Change the references to use c4 and the same things can happen—although in practice, few if any systems produce a run-time error. However, you may observe something else entirely: instead of printing c4 is now 99 you may get c4 is now 4.
This last can happen because the compiler is allowed to assume that, having made c4 a const int with value 4, you, the programmer, never changed it. That *p = 99 must not have changed it (even if it did), so the call to printf can be replaced with a different call that just prints 4.
The same is generally true of references to c3: the compiler can assume that since you promised never to change it, you never actually did change it. This can produce surprising results, such as: p == &c3 being true, c3 being 3, and *p being 99. But a run-time error is pretty likely, because most modern compilers and OSes cooperate to stick c3 into a read-only region.
When string literals produce arrays (which is most of the time), C has a quirk. These arrays are not const-qualified, but the characters making up the array are read-only anyway (at least in principle, as with const int c3 = 3;). Like c3, most modern systems manage to make them "really read-only".
(String literals do not produce arrays when they are used as initializers for objects of type array of char. Compare:
char *ronly = "this string is read only";
char rwarray[] = "this string is read/write";
Here ronly is a pointer, not an array, so the string literal produces an array and ronly points to the first character of that array. The underlying array is read-only, even though its type is char [25]. But rwarray is an array, not a pointer, so the string literal fills it in—and sets its size to 26—and it is mutable. You would have to write const char roarray[] = ... to make it immutable. [Some like to spell the type char const [], with the const coming after the data-type. These mean the same thing.])
I think you are fundamentally misunderstanding what it means to be mutable or at the very least how procedural languages work. Here is your code with the values of a,b and c commented in:
#include <stdio.h>
int main(void) // Good practice to declare main with `(void)` instead of ()
{
int a,b,c; // a,b, and c are garbage values (whatever was left in memory)
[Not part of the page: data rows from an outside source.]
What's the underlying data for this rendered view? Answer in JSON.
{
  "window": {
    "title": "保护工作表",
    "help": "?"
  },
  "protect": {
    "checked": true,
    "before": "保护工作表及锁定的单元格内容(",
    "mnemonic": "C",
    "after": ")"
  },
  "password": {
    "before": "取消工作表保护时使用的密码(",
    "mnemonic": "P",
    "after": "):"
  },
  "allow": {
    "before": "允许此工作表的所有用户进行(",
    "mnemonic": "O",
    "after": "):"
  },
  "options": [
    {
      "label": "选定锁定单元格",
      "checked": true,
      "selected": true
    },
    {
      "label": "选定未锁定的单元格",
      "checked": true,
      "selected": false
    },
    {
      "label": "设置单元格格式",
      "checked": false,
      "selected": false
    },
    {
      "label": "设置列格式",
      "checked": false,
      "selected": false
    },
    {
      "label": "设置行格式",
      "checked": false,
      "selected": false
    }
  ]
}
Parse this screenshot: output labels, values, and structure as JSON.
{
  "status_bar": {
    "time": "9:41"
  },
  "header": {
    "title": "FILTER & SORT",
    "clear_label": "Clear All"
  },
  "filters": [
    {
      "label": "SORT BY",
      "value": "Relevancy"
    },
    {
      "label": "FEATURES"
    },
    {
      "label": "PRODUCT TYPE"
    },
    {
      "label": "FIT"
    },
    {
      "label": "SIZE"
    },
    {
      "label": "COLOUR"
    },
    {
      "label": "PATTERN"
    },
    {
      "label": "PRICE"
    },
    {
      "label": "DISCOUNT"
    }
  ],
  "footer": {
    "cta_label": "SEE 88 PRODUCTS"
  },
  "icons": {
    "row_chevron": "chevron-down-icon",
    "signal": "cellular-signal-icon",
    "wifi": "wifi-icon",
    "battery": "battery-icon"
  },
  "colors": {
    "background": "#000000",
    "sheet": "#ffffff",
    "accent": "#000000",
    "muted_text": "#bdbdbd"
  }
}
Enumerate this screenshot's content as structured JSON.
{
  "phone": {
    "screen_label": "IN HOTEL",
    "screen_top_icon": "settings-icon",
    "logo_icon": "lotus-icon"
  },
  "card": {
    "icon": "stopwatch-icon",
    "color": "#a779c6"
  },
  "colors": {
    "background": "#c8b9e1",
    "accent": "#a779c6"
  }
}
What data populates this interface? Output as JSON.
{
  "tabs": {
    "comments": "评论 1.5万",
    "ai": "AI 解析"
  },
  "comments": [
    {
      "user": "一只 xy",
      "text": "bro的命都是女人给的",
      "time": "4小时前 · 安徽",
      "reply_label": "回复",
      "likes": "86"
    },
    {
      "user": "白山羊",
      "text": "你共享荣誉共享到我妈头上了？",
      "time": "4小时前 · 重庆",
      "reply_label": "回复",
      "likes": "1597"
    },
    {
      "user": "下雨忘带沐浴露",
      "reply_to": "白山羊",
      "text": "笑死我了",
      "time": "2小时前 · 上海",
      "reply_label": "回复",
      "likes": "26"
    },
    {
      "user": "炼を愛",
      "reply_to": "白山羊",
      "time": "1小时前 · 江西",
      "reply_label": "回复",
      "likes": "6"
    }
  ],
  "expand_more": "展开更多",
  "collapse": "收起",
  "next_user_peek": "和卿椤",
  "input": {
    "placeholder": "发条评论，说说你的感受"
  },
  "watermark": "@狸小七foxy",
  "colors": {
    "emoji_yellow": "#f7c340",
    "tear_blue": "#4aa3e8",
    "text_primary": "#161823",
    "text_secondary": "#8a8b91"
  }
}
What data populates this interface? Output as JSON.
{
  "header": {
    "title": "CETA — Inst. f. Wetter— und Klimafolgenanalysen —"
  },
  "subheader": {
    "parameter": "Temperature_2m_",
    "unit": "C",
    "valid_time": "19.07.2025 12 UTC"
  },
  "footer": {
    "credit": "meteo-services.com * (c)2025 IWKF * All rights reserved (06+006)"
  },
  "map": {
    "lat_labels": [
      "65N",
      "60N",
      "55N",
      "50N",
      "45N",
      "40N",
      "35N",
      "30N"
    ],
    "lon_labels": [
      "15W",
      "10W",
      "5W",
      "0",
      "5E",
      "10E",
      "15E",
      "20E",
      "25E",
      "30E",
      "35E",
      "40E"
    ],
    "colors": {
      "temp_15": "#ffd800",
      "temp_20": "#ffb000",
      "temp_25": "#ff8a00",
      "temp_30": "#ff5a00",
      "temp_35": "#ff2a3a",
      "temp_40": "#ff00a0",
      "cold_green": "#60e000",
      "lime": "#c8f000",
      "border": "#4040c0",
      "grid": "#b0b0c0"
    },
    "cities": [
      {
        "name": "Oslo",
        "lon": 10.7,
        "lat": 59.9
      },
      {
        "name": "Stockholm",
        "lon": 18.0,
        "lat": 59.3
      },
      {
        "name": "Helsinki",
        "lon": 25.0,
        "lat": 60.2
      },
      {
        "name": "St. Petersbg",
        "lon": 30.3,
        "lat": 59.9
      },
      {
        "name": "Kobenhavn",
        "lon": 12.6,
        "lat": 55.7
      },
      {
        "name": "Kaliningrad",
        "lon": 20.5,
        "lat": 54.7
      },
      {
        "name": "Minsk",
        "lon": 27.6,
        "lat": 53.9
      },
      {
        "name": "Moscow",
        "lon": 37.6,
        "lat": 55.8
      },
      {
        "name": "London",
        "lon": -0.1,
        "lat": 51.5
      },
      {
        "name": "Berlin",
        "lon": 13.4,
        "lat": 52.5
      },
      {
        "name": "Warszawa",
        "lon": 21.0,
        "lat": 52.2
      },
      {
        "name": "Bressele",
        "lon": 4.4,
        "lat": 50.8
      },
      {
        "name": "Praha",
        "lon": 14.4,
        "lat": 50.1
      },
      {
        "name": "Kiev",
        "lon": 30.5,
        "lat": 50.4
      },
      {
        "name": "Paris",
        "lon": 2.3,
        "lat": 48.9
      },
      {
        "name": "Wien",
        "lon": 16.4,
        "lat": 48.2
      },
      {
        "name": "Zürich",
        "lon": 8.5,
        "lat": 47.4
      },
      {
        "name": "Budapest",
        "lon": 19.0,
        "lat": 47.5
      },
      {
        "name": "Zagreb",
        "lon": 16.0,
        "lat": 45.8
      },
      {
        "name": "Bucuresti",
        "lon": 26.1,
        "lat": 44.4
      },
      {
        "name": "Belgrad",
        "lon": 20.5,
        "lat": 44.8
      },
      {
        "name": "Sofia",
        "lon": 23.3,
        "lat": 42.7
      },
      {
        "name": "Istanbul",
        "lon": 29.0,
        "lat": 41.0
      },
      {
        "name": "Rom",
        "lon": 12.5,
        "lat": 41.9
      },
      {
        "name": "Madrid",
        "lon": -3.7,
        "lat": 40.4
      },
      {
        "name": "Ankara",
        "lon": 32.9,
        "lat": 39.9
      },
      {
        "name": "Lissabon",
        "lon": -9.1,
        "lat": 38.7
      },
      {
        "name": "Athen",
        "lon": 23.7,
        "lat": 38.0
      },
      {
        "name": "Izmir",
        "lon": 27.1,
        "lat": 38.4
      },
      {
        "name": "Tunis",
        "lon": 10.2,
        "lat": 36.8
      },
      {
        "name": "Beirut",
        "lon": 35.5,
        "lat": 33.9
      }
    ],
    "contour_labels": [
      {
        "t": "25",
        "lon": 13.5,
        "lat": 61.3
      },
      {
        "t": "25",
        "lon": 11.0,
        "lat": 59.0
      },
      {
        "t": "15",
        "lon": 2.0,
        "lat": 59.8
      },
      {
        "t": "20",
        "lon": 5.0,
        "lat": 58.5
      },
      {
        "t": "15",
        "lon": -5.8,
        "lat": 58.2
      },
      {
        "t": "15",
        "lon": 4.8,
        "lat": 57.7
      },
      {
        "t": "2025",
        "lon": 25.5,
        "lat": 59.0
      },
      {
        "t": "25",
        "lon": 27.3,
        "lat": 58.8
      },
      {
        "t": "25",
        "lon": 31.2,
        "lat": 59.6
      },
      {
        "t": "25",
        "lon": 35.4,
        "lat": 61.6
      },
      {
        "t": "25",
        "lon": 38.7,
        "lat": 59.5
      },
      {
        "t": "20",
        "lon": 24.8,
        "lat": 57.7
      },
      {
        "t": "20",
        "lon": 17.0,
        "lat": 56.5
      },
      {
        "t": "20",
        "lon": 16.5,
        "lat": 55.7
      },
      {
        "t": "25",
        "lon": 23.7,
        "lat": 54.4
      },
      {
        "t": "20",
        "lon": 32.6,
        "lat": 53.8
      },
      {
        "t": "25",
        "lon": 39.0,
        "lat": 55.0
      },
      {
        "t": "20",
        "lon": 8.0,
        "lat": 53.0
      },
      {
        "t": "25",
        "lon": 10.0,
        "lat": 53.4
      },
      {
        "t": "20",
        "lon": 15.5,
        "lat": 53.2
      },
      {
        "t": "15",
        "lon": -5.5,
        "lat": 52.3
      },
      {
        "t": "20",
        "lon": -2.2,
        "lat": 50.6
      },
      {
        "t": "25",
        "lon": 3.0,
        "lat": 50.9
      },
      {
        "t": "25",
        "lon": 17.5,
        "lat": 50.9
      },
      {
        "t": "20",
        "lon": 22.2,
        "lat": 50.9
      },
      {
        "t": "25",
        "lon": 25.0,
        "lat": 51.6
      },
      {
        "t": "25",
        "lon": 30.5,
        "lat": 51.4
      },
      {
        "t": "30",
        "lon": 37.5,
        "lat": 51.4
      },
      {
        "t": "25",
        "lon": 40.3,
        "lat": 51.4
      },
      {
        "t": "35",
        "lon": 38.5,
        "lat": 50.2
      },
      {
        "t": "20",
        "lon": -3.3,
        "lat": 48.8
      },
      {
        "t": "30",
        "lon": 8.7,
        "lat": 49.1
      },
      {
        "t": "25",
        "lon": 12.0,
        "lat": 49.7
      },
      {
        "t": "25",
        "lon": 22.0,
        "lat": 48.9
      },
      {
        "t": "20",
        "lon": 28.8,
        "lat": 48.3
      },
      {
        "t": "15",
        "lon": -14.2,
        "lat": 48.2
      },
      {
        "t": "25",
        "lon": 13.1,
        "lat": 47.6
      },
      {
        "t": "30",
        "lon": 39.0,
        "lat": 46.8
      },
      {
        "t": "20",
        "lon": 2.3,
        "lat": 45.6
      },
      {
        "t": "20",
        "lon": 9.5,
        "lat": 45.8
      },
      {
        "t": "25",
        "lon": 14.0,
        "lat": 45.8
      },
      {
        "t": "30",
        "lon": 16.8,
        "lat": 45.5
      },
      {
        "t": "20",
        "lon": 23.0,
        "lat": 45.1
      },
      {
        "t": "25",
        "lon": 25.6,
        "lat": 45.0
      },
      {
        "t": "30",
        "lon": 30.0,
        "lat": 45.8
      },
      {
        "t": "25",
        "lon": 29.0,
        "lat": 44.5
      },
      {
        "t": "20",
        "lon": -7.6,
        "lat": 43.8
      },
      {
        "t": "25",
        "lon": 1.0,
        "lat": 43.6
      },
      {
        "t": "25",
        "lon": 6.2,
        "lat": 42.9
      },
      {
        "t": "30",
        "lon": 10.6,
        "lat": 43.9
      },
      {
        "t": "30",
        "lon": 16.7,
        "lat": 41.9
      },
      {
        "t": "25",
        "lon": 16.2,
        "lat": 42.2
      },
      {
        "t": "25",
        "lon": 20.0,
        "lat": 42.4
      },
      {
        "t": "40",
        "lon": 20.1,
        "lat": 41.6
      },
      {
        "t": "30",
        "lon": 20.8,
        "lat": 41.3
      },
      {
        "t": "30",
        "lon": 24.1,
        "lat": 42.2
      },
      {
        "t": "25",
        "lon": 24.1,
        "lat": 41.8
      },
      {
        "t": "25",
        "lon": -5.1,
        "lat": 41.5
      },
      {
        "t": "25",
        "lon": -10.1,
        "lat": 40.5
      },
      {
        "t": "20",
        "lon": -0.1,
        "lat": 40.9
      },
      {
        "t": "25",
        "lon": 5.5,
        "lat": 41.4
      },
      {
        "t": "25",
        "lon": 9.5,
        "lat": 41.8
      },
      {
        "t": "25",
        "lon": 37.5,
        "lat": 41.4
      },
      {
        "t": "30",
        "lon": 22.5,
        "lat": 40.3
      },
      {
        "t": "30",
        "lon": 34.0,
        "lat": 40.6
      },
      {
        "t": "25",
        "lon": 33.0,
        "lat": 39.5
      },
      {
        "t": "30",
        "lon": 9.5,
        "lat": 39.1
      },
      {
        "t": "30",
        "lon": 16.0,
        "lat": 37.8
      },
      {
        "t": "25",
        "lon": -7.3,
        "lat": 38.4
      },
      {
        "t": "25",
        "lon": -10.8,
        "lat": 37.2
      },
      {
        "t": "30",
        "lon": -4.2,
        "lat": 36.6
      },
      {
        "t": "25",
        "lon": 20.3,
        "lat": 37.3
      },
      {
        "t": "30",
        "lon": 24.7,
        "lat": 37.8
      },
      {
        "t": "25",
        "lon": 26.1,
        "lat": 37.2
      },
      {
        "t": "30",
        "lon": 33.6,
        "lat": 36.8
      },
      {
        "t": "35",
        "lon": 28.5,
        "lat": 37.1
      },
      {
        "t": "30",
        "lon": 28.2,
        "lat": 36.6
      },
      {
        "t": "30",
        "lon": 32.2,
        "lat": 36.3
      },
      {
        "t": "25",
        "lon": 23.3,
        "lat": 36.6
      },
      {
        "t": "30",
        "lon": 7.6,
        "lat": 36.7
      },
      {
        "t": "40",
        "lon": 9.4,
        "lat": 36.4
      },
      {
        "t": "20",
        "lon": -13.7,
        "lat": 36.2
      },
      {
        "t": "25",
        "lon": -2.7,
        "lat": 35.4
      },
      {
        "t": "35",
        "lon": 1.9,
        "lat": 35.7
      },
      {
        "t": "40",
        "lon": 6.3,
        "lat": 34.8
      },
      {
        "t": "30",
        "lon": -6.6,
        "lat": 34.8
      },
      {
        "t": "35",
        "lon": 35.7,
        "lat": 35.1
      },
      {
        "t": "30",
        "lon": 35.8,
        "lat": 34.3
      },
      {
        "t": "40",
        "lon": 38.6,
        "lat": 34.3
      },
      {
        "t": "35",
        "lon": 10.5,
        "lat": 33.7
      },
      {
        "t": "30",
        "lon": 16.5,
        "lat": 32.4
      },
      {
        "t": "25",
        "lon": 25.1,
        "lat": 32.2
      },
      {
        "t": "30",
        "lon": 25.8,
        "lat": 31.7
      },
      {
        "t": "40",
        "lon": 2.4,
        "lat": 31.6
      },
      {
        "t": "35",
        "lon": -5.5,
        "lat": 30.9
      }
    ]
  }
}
b=0; // a == garbage, b == 0, c == garbage
c=0; // a == garbage, b == 0, c == 0
a=b+c; // a == 0, b == 0, c == 0
b=1; // a == 0, b == 1, c == 0
c=2; // a == 0, b == 1, c == 2
printf("1st time %d\n",a);
c=3; // a == 0, b == 0, c == 3
printf("2nd time %d",a);
return 0;
}
Once a is assigned, it isn't magically updated because c and b change. That has nothing to do with mutability vs. immutability. In fact, by assigning b and c to 0 and then later reassigning them to 1 and 2 respectively, you demonstrated that ints (and all data types in C that are not declared const actually) are in fact mutable.
While this is not an answer, I am not 'reputed' enough to comment or vote.
Lovely piece on C constness by #torek above (Also a reason for those online testers to not include such raw questions in their multiple choice questions).
As a beginner in javascript where the term 'mutable' means (I think) that you can add properties to it (using the 'prototype' object in javascript).
In any case, in the code piece you wrote in the question, the statement a=b+c; only changes the value of 'a' with the values of 'b' and 'c' at that point in the code block (which are both 0), with all 3 variables retaining their original addresses. So any changes you make to the assigning variables after the statement will not affect the value of 'a'. And in C, this fact doesn't make it 'immutable', which means the value cannot be changed.